Today my overriding rational thought is that we might honestly be better served finishing outside the qualification spots for the Europa and Conference Leagues, so that we can use a lighter load next season as a chance to get our legs back under us.

The manager has tried his level best to provide the platform to get our legs back under us. When it felt as though he was too wedded to his usual 4-3-3, he changed it. When that proved fruitless, he changed back. Both moves saw marginal, yet ultimately unsustained success.

Since then he has tried to simplify the tactics and the message further, at least on the face of it. He’s tried to find and express reasons for optimism within games where the result hasn’t provided a natural platform for positivity.

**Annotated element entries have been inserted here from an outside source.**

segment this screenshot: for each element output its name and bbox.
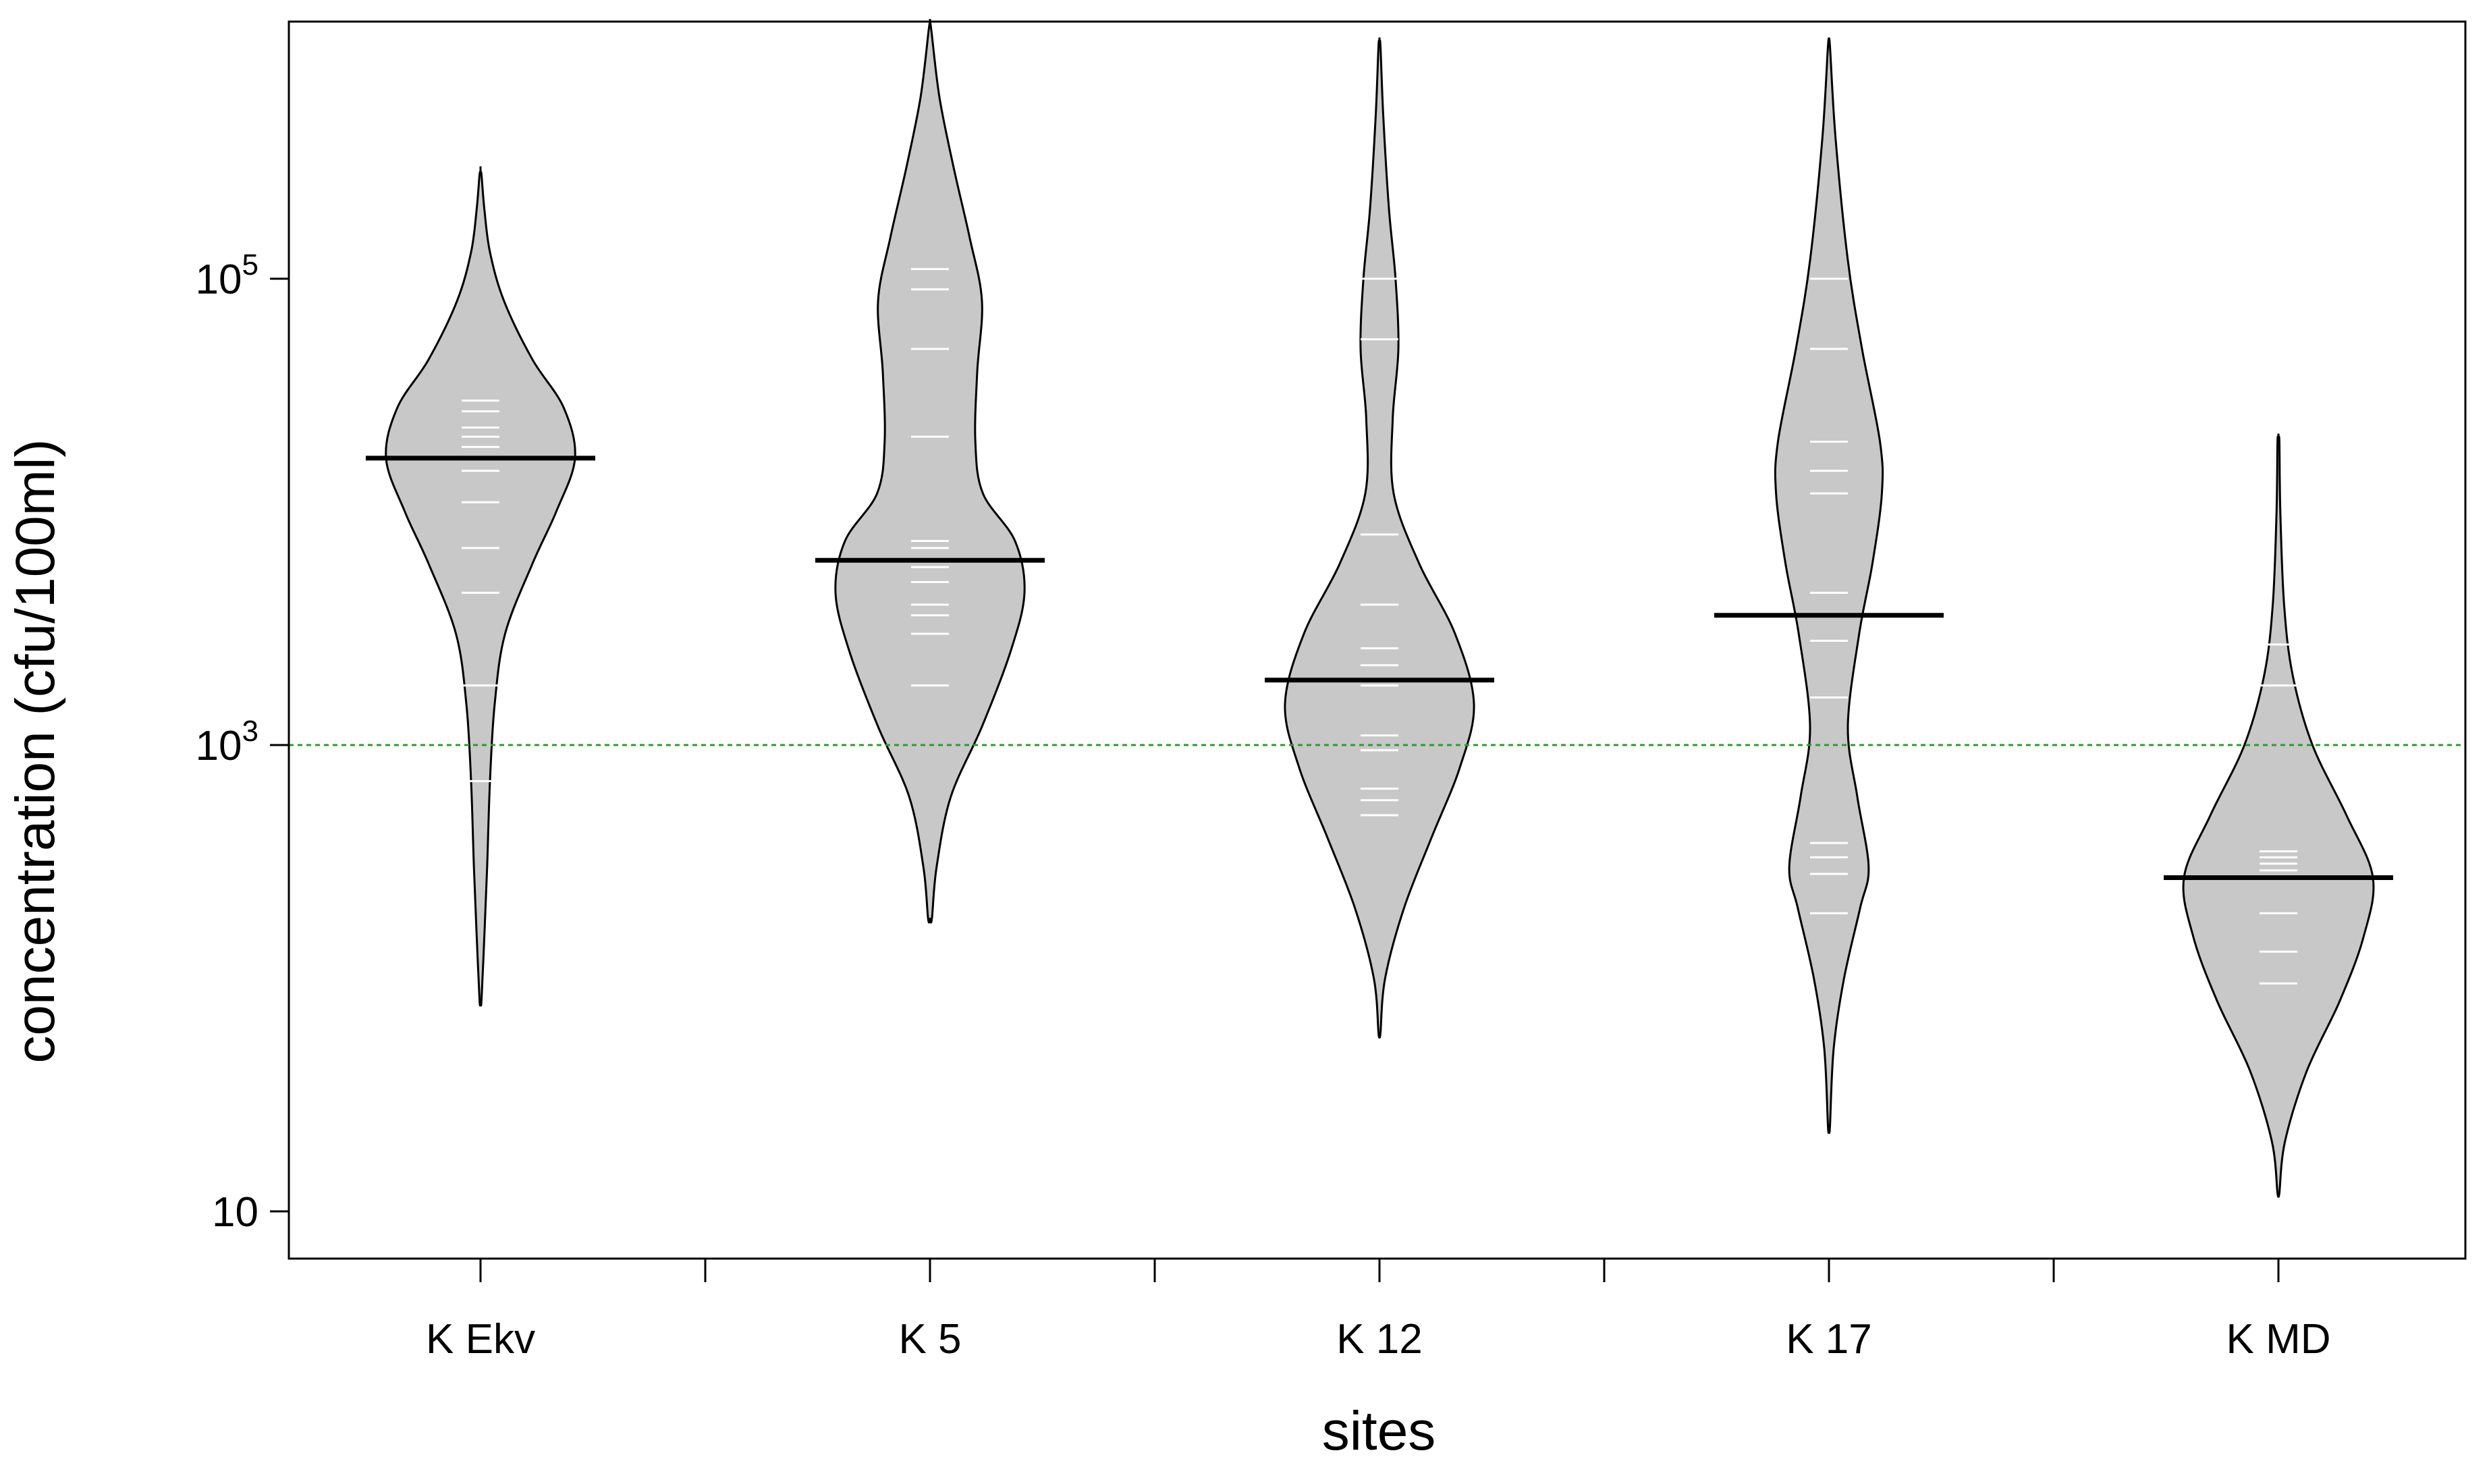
bean-k-12 — [1284, 37, 1475, 1039]
bean-k-md — [2182, 433, 2375, 1198]
plot-frame — [288, 20, 2467, 1260]
x-tick-label: K MD — [2226, 1316, 2331, 1363]
axis-layer: 10 103 105 K Ekv K 5 K 12 K 17 K MD — [196, 248, 2331, 1363]
beans-layer — [385, 19, 2375, 1198]
x-axis-title: sites — [1322, 1400, 1436, 1462]
median-layer — [366, 456, 2393, 880]
y-axis-title: concentration (cfu/100ml) — [5, 439, 66, 1063]
y-tick-label: 105 — [196, 248, 258, 303]
x-tick-label: K Ekv — [426, 1316, 535, 1363]
bean-outline — [834, 21, 1026, 924]
bean-outline — [1774, 37, 1884, 1134]
x-tick-label: K 12 — [1336, 1316, 1423, 1363]
bean-outline — [2182, 435, 2375, 1198]
bean-outline — [385, 171, 576, 1007]
bean-k-5 — [834, 19, 1026, 924]
x-tick-label: K 5 — [898, 1316, 961, 1363]
x-tick-label: K 17 — [1786, 1316, 1872, 1363]
bean-outline — [1284, 39, 1475, 1039]
y-tick-label: 103 — [196, 715, 258, 769]
bean-k-ekv — [385, 166, 576, 1007]
y-tick-label: 10 — [212, 1189, 258, 1236]
bean-k-17 — [1774, 37, 1884, 1134]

He even followed up our worst result of the season by playing a much-changed side in the cup, which got us a now-rare win.

Today, though, may just be our new worst result of the season, and it’s hard to see how many more changes we can make before we end up just playing the kids in the Merseyside derby — which, even with the evidence of one particularly enjoyable FA Cup tie, feels a bridge too far right now.

So what does the manager do from here, having tried his best to simplify things for his team?

At half time today, I felt as though we were missing that bit of fight. He’d gone with the team that, for the most part, had overseen incremental tactical improvements, but they lacked any real fight. So it felt like the next move was to bring back in the lads who would put up some fight.

Perhaps that is still the next step. After all, it is the one thing that Sean Dyche will be coaching into his team before they visit Anfield next week. They certainly showed some earlier today.

But I’m done thinking about today for now. I’m done feeling defeated and trying to figure out how to bounce back from the lowest ebbs.

I just want something to cling onto, Liverpool. You’ve given us so, so much these past few years. Now I’m just asking for the bare minimum. Fight.

See yous next Monday, then. I sincerely fucking hope you bring it.